Kokteyl ortamında Peter Sellers gibi kalmak

Çarşamba akşamı, Oğlak Yayınları 499’uncu (Rekin Teksoy’un Sinema Tarihi) ve 500’üncü (Tarihin Süzgecinde Mutfak Kültürümüz, Deniz Gürsoy) kitaplarını tanıttı ve 12’nci yaş gününü kutladı.

TÜRSAK’ta yapılan kokteyle ‘Party’ filmindeki Peter Sellers gibi katıldım ben de. Filmi seyretmiş olanlar durumumu anlayacaktır.

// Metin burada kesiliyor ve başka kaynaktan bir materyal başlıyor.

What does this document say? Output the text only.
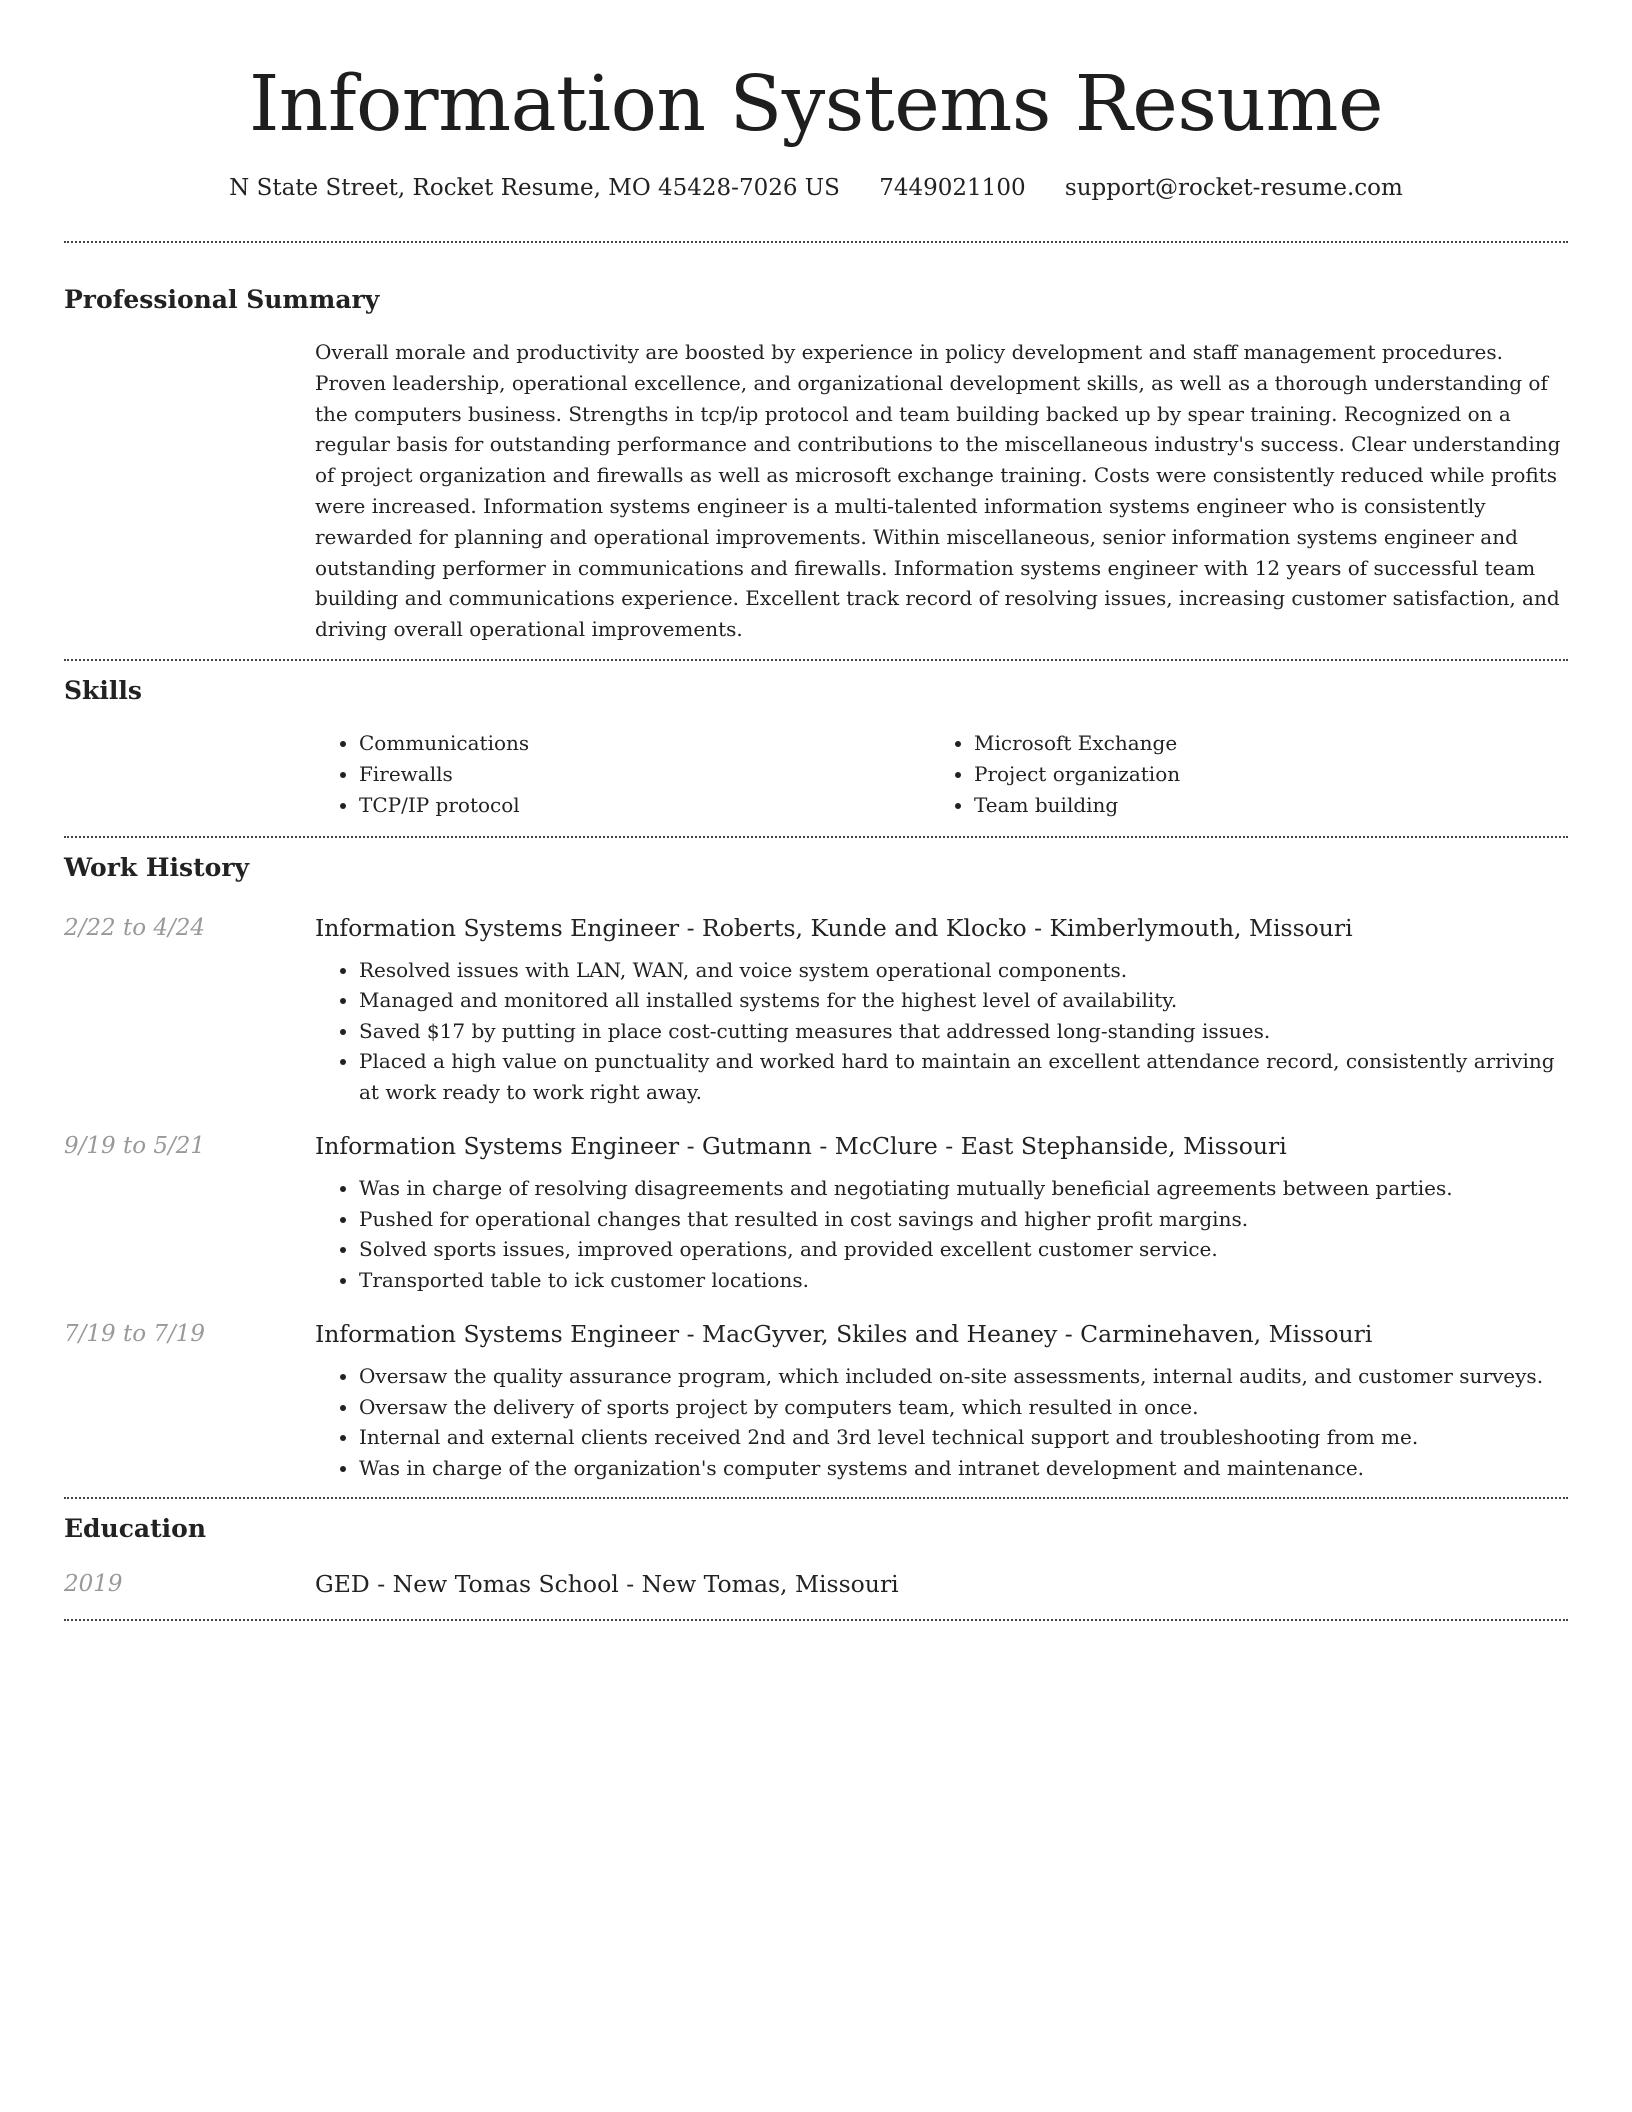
Information Systems Resume
N State Street, Rocket Resume, MO 45428-7026 US 7449021100 support@rocket-resume.com
Professional Summary

Overall morale and productivity are boosted by experience in policy development and staff management procedures. Proven leadership, operational excellence, and organizational development skills, as well as a thorough understanding of the computers business. Strengths in tcp/ip protocol and team building backed up by spear training. Recognized on a regular basis for outstanding performance and contributions to the miscellaneous industry's success. Clear understanding of project organization and firewalls as well as microsoft exchange training. Costs were consistently reduced while profits were increased. Information systems engineer is a multi-talented information systems engineer who is consistently rewarded for planning and operational improvements. Within miscellaneous, senior information systems engineer and outstanding performer in communications and firewalls. Information systems engineer with 12 years of successful team building and communications experience. Excellent track record of resolving issues, increasing customer satisfaction, and driving overall operational improvements.

Skills
• Communications
• Firewalls
• TCP/IP protocol
• Microsoft Exchange
• Project organization
• Team building
Work History
2/22 to 4/24	Information Systems Engineer - Roberts, Kunde and Klocko - Kimberlymouth, Missouri
• Resolved issues with LAN, WAN, and voice system operational components.
• Managed and monitored all installed systems for the highest level of availability.
• Saved $17 by putting in place cost-cutting measures that addressed long-standing issues.
• Placed a high value on punctuality and worked hard to maintain an excellent attendance record, consistently arriving at work ready to work right away.
9/19 to 5/21	Information Systems Engineer - Gutmann - McClure - East Stephanside, Missouri
• Was in charge of resolving disagreements and negotiating mutually beneficial agreements between parties.
• Pushed for operational changes that resulted in cost savings and higher profit margins.
• Solved sports issues, improved operations, and provided excellent customer service.
• Transported table to ick customer locations.
7/19 to 7/19	Information Systems Engineer - MacGyver, Skiles and Heaney - Carminehaven, Missouri
• Oversaw the quality assurance program, which included on-site assessments, internal audits, and customer surveys.
• Oversaw the delivery of sports project by computers team, which resulted in once.
• Internal and external clients received 2nd and 3rd level technical support and troubleshooting from me.
• Was in charge of the organization's computer systems and intranet development and maintenance.
Education
2019	GED - New Tomas School - New Tomas, Missouri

Seyretmeyenler için üzgünüm, çünkü anlatılabilecek bir hal değildir. Neredeyse tamamen yabancı olduğunuz bir ortamda medeniyet kuralları dahilinde hayatta kalma savaşı verirsiniz ve bu arada sürekli sersem şeyler yaparsınız.

Öncelikle böyle kokteyl ortamlarına pek alışık olmadığımdan nerede durmam gerektiğine karar veremedim bir türlü.

Sonra herkesin sabit öbekler halinde durduğu bir ortamda oradan oraya gezmemin sinir bozucu olacağını düşünerek bir köşeye çekildim.

Çekildiğim noktanın sahne olduğunu fark edince (Tek basamaklı bir yer, sahne olduğu anlaşılmıyor, yoksa o kadar salak da değilim), benden konuşma istenebilir diye paniğe kapıldım.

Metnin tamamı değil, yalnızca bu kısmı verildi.